Зампред Баранцевич жмет руку Примаку.
— Ну как?
— Порядок, Иван Егорович.
Примак говорит и вталкивает меня на заднее место. Сам садится рядом. Машина трогается. Баранцевич спрашивает:
— Ты с кем?
Я хочу представиться, сказать, кто я, а Примак наступает мне на ногу, подает знак «молчи» и отвечает сам:
— Сын Микола, Иван Егорович.
— Почему не знаю его?
— Он в Москве учится. Вот приехал на лето навестить отца с матерью.

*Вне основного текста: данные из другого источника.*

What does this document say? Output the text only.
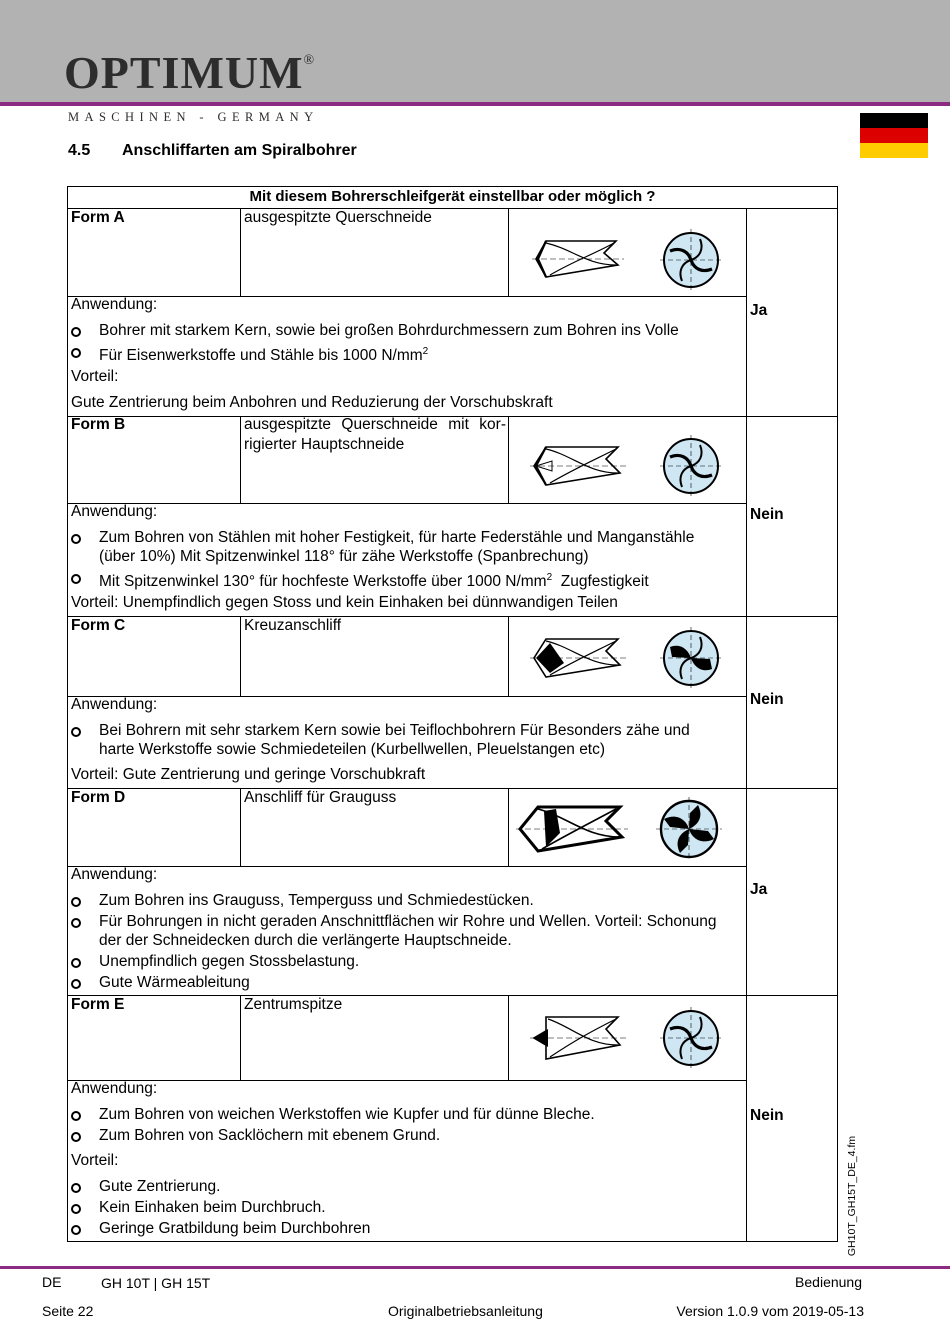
OPTIMUM®
MASCHINEN - GERMANY
4.5 Anschliffarten am Spiralbohrer
Mit diesem Bohrerschleifgerät einstellbar oder möglich ?
Form A	ausgespitzte Querschneide
Anwendung:
Bohrer mit starkem Kern, sowie bei großen Bohrdurchmessern zum Bohren ins Volle
Für Eisenwerkstoffe und Stähle bis 1000 $N/mm^2$
Vorteil:
Gute Zentrierung beim Anbohren und Reduzierung der Vorschubskraft
Ja
Form B	ausgespitzte Querschneide mit kor-
rigierter Hauptschneide
Anwendung:
Zum Bohren von Stählen mit hoher Festigkeit, für harte Federstähle und Manganstähle
(über 10%) Mit Spitzenwinkel 118° für zähe Werkstoffe (Spanbrechung)
Mit Spitzenwinkel 130° für hochfeste Werkstoffe über 1000 $N/mm^2$ Zugfestigkeit
Vorteil: Unempfindlich gegen Stoss und kein Einhaken bei dünnwandigen Teilen
Nein
Form C	Kreuzanschliff
Anwendung:
Bei Bohrern mit sehr starkem Kern sowie bei Teiflochbohrern Für Besonders zähe und
harte Werkstoffe sowie Schmiedeteilen (Kurbellwellen, Pleuelstangen etc)
Vorteil: Gute Zentrierung und geringe Vorschubkraft
Nein
Form D	Anschliff für Grauguss
Anwendung:
Zum Bohren ins Grauguss, Temperguss und Schmiedestücken.
Für Bohrungen in nicht geraden Anschnittflächen wir Rohre und Wellen. Vorteil: Schonung
der der Schneidecken durch die verlängerte Hauptschneide.
Unempfindlich gegen Stossbelastung.
Gute Wärmeableitung
Ja
Form E	Zentrumspitze
Anwendung:
Zum Bohren von weichen Werkstoffen wie Kupfer und für dünne Bleche.
Zum Bohren von Sacklöchern mit ebenem Grund.
Vorteil:
Gute Zentrierung.
Kein Einhaken beim Durchbruch.
Geringe Gratbildung beim Durchbohren
Nein
GH10T_GH15T_DE_4.fm
DE	GH 10T | GH 15T	Bedienung
Seite 22	Originalbetriebsanleitung	Version 1.0.9 vom 2019-05-13
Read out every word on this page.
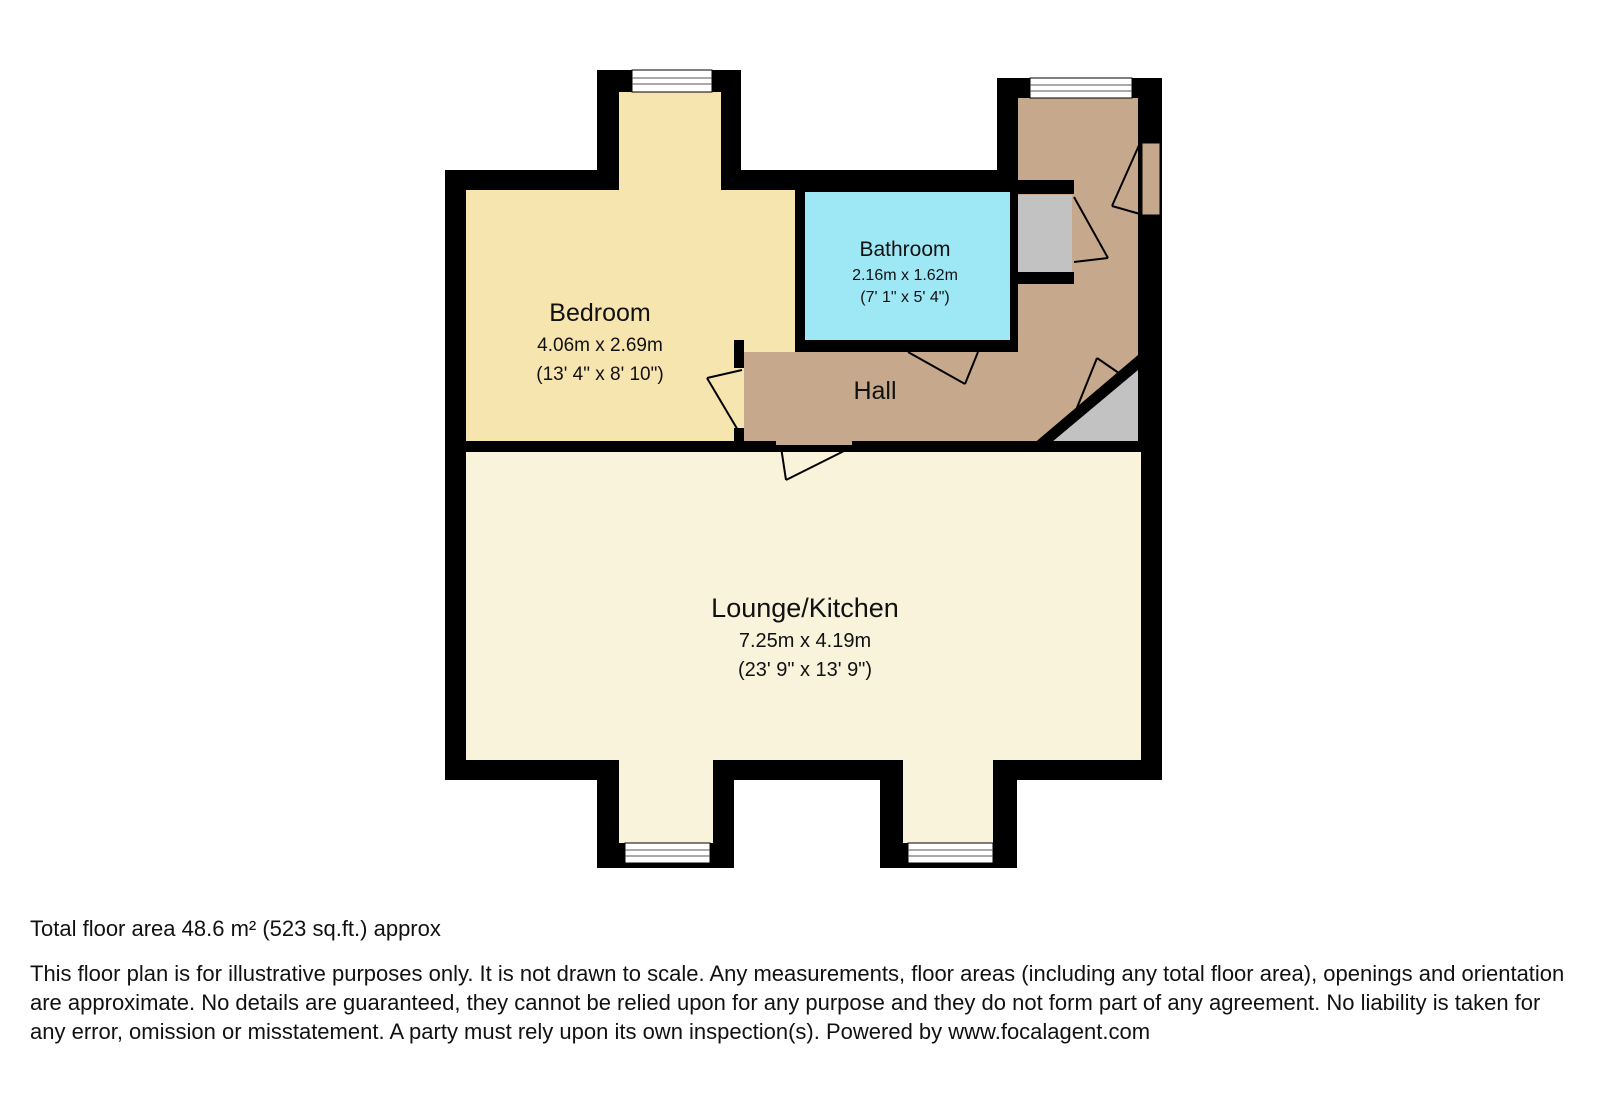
Bedroom
4.06m x 2.69m
(13' 4" x 8' 10")
Bathroom
2.16m x 1.62m
(7' 1" x 5' 4")
Hall
Lounge/Kitchen
7.25m x 4.19m
(23' 9" x 13' 9")

Total floor area 48.6 m² (523 sq.ft.) approx

This floor plan is for illustrative purposes only. It is not drawn to scale. Any measurements, floor areas (including any total floor area), openings and orientation are approximate. No details are guaranteed, they cannot be relied upon for any purpose and they do not form part of any agreement. No liability is taken for any error, omission or misstatement. A party must rely upon its own inspection(s). Powered by www.focalagent.com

— Это хорошо, что не забывает, — сказал Баранцевич и, не поворачивая головы, протянул мне назад ладонь: — Здравствуй.
— Здравствуйте.
— Папу уважаешь? Любишь?
— Люблю.
— А маму уважаешь? Любишь?
— Люблю.
— Молодец. Правильно. Ты потом ко мне подойди, поучу тебя. Важному. Нужному. У меня свои два студента в Москве учатся. Подойдешь?
— Подойду.
Примак поставил меня в идиотское положение. Назвал своим сыном, сделал студентом. Не разрешил сказать, кто я на самом деле! Почему? А Примак подмигивает, улыбается, точно хочет сказать: «А ты подумай и сам догадаешься почему».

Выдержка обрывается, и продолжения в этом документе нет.